Vom Frieden weit entfernt: Ein Viertel der syrischen Hauptstadt Damaskus unter Artilleriebeschuss. Foto:  

Zu den Folgekosten des Syrien-Kriegs gehören immer höhere Aufwendungen Deutschlands und anderer Länder für humanitäre Hilfe. Wäre es besser gewesen, militärisch einzugreifen? StN-Chefredakteur Christoph Reisinger zieht das in Zweifel.

Stuttgart. - So viel Ratlosigkeit hat ihren Preis. Im Fall Syriens ist es ein besonders hoher. Dort haben die EU und die USA den Krieg seit 2011 quasi ungehindert treiben lassen. Millionen Syrer sind auf der Flucht. Deshalb kommt auch Deutschland nicht darum herum, seine Hilfe aufzustocken – jetzt auf 5,5 Milliarden Euro.
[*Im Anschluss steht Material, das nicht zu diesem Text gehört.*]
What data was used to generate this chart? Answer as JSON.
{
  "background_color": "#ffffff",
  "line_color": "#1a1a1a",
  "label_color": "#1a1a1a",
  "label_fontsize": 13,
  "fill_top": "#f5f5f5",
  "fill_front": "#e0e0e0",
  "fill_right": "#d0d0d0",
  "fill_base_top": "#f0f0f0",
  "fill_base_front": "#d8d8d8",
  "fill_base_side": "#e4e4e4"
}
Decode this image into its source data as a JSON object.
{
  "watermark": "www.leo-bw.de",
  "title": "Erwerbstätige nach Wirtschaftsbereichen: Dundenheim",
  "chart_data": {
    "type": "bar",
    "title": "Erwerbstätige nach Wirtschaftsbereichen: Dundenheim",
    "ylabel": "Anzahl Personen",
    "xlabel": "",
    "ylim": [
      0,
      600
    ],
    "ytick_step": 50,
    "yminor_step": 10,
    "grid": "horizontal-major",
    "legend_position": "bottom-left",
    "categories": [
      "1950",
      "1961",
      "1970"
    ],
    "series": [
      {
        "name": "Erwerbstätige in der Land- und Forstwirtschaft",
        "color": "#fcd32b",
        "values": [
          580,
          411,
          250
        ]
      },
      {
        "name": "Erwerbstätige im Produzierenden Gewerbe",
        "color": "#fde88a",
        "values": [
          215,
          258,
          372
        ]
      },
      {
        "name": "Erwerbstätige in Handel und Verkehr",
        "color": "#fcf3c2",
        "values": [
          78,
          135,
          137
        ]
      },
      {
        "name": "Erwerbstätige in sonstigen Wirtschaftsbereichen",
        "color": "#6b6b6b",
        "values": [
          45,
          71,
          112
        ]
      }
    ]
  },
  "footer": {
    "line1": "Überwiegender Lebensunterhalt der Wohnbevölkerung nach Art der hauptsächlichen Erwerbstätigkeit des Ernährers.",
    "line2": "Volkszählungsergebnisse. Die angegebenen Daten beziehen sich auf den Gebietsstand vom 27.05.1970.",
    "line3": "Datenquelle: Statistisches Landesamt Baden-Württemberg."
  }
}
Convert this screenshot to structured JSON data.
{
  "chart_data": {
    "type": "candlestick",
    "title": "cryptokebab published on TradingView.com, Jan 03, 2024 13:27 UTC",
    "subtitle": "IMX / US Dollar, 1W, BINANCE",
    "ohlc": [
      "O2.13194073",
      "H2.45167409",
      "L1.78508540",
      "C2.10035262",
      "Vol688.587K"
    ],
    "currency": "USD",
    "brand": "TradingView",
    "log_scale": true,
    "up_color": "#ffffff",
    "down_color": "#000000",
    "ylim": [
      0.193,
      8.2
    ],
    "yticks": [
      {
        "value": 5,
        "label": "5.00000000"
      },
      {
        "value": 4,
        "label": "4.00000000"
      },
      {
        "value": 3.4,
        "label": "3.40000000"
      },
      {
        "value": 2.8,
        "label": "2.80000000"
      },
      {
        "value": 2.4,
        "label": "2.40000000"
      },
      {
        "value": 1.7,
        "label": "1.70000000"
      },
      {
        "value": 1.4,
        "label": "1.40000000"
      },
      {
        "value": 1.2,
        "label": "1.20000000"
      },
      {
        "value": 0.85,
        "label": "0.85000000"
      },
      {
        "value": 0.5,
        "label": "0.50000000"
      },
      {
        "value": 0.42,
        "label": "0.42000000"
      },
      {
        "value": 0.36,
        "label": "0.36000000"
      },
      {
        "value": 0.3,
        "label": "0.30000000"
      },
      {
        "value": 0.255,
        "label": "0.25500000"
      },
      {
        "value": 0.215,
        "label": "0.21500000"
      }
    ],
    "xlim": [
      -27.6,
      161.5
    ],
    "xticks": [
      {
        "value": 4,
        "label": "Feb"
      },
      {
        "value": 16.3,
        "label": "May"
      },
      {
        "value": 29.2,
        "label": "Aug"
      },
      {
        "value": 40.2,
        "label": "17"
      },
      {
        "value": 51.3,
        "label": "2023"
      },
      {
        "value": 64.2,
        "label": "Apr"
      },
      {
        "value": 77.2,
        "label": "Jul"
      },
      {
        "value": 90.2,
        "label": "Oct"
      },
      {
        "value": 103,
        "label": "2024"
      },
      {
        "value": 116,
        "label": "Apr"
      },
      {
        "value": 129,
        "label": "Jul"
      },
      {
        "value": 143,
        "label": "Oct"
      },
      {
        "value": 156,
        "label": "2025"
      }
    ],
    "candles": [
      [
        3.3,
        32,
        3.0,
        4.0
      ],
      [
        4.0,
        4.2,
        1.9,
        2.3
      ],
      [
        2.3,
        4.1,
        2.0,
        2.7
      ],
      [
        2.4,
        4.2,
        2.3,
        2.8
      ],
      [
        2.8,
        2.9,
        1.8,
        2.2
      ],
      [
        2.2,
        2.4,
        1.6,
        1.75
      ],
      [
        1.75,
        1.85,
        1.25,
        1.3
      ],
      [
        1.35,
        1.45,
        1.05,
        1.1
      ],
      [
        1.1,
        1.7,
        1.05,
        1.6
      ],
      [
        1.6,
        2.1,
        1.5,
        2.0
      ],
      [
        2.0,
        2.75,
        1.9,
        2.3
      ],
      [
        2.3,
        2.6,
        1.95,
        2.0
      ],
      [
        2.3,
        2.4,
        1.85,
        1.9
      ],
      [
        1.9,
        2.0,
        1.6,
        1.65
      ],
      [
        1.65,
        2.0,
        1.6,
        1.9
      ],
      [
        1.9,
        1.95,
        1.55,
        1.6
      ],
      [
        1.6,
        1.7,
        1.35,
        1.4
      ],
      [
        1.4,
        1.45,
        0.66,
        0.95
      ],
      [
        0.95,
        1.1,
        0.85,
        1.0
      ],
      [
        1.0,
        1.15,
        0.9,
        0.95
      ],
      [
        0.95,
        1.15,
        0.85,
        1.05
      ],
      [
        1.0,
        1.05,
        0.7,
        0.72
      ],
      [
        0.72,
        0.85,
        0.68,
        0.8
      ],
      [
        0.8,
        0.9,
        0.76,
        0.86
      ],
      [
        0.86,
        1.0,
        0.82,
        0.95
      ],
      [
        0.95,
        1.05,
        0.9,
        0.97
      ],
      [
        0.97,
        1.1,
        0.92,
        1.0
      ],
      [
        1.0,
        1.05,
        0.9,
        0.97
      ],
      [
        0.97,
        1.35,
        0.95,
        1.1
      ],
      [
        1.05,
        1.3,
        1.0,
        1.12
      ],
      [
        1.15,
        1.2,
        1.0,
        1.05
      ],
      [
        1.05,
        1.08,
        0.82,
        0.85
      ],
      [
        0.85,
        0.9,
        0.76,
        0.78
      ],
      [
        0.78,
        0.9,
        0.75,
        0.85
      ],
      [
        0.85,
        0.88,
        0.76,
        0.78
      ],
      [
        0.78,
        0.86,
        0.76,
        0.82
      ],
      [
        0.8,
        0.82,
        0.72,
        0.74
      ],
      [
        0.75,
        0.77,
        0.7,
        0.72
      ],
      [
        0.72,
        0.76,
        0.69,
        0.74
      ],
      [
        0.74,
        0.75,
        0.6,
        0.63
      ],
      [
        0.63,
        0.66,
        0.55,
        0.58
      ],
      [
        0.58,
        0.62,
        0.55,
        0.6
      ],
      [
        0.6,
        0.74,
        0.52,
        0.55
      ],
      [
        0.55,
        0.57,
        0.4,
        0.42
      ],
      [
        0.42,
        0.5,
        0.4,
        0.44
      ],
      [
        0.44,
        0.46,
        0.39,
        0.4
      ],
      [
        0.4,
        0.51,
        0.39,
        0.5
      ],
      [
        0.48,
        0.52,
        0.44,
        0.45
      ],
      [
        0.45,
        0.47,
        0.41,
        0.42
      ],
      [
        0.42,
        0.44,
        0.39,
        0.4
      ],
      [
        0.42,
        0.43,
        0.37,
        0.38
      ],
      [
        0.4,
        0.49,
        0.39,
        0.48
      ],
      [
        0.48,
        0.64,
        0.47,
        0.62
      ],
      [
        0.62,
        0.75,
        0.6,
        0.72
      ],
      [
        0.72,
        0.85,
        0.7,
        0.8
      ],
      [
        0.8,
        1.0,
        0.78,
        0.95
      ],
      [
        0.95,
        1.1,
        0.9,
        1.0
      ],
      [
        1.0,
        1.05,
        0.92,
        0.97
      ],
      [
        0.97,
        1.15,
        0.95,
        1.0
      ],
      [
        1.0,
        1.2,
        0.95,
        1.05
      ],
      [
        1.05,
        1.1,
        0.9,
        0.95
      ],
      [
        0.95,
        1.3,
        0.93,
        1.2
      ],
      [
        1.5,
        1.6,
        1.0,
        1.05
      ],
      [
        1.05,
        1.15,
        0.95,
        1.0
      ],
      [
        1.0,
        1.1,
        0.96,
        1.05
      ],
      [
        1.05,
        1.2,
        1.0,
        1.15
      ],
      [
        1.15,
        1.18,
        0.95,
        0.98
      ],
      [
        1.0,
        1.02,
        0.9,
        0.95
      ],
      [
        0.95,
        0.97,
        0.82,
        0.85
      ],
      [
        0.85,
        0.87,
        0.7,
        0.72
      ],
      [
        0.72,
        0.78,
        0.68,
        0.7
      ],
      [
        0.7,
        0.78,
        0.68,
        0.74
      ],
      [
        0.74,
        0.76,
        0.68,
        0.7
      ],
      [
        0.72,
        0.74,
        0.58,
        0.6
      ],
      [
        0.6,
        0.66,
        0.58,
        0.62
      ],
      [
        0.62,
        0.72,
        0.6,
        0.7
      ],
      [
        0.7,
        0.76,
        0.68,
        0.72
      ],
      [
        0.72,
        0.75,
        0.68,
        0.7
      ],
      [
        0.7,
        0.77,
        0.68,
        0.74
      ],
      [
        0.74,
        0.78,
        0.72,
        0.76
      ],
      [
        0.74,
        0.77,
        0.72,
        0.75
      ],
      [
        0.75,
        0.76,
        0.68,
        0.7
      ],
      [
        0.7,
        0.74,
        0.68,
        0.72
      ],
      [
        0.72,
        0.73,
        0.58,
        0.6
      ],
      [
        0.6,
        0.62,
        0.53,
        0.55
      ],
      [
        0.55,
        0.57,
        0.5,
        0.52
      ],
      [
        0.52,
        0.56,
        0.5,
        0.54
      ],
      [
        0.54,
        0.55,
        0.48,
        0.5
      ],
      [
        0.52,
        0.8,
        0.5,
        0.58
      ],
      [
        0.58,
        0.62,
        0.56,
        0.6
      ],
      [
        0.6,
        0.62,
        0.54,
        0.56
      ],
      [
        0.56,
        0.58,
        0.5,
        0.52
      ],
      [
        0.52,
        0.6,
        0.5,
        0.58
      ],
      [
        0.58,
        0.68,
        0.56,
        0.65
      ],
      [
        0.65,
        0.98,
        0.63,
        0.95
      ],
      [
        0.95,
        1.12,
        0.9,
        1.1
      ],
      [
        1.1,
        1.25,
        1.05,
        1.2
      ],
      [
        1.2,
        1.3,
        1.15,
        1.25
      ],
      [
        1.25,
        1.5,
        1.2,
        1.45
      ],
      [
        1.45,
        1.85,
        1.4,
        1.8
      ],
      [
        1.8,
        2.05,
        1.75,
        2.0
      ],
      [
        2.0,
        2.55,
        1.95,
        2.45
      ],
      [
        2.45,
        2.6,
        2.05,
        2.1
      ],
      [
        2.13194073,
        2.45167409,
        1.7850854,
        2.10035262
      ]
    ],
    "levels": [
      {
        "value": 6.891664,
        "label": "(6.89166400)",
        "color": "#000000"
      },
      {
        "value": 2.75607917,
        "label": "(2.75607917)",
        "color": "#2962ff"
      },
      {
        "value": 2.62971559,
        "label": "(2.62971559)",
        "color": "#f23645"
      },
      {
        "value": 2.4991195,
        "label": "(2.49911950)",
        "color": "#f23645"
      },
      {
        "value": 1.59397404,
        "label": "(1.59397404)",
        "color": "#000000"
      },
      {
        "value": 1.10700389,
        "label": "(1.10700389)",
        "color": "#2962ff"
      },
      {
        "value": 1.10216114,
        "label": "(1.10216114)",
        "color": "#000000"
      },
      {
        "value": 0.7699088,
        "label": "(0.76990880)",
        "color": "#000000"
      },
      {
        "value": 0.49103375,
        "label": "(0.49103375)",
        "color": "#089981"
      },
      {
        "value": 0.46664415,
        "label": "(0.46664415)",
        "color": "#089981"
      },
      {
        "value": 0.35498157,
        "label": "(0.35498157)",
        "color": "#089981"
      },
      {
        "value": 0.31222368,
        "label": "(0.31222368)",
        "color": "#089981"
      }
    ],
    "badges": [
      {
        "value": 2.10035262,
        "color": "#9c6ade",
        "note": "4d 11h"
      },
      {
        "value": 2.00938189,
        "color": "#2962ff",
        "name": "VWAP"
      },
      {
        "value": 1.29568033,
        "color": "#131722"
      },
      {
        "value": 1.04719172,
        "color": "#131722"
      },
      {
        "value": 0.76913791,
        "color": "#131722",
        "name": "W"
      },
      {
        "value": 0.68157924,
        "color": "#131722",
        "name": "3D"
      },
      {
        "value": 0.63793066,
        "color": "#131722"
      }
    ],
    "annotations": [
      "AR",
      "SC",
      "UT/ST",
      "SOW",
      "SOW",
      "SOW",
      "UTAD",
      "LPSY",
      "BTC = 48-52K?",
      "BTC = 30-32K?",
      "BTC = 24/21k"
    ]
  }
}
Wäre alles besser gekommen, hätten Deutschland und seine Verbündeten massiv in Syrien eingegriffen? Das Schlimme und der Grund der großen Ratlosigkeit ist: Diese Frage lässt sich keineswegs mit einem klaren Ja beantworten.

Wolkige Reden widerlegt

Wohin man schaut – gewaltsame Einmischung war in den vergangenen drei Jahrzehnten stets mit horrenden Kosten, teilweise mit furchtbaren Verlusten und fast nie mit überzeugenden Ergebnissen verbunden. Von der Niederlage der Sowjets in Afghanistan über die Irak-Kriege der Amerikaner bis zu den Langzeit-Interventionen der Nato auf dem Balkan und in Afghanistan – nichts davon ermutigt zur Wiederholung. Das ernüchtert extrem. Widerlegt sind die wolkigen Reden des deutschen Außenministers Joschka Fischer von „humanitären Interventionen“. Sie funktionieren so wenig wie ein Wir-lassen-es-einfach-laufen.

Ohne Anspruch auf Besitz der Wahrheit

Wie wär’s mal damit? Die Befriedung hochkomplizierter Konflikte ist im notorisch kriegszerfurchten Europa gelungen, wenn alle, aber wirklich alle Parteien an einen Tisch gekommen sind. Ohne große Vorbedingungen. Ohne Anspruch auf Besitz der Wahrheit. Der Frieden von Venedig 1177, der Westfälische Frieden 1648, der Wiener Kongress 1815 bieten auf heute, auch auf Syrien übertragbare Handlungsmuster. Warum nur macht sich auch im achten Kriegsjahr keine UN, keine Regierung daran, ihre Anwendung zu organisieren?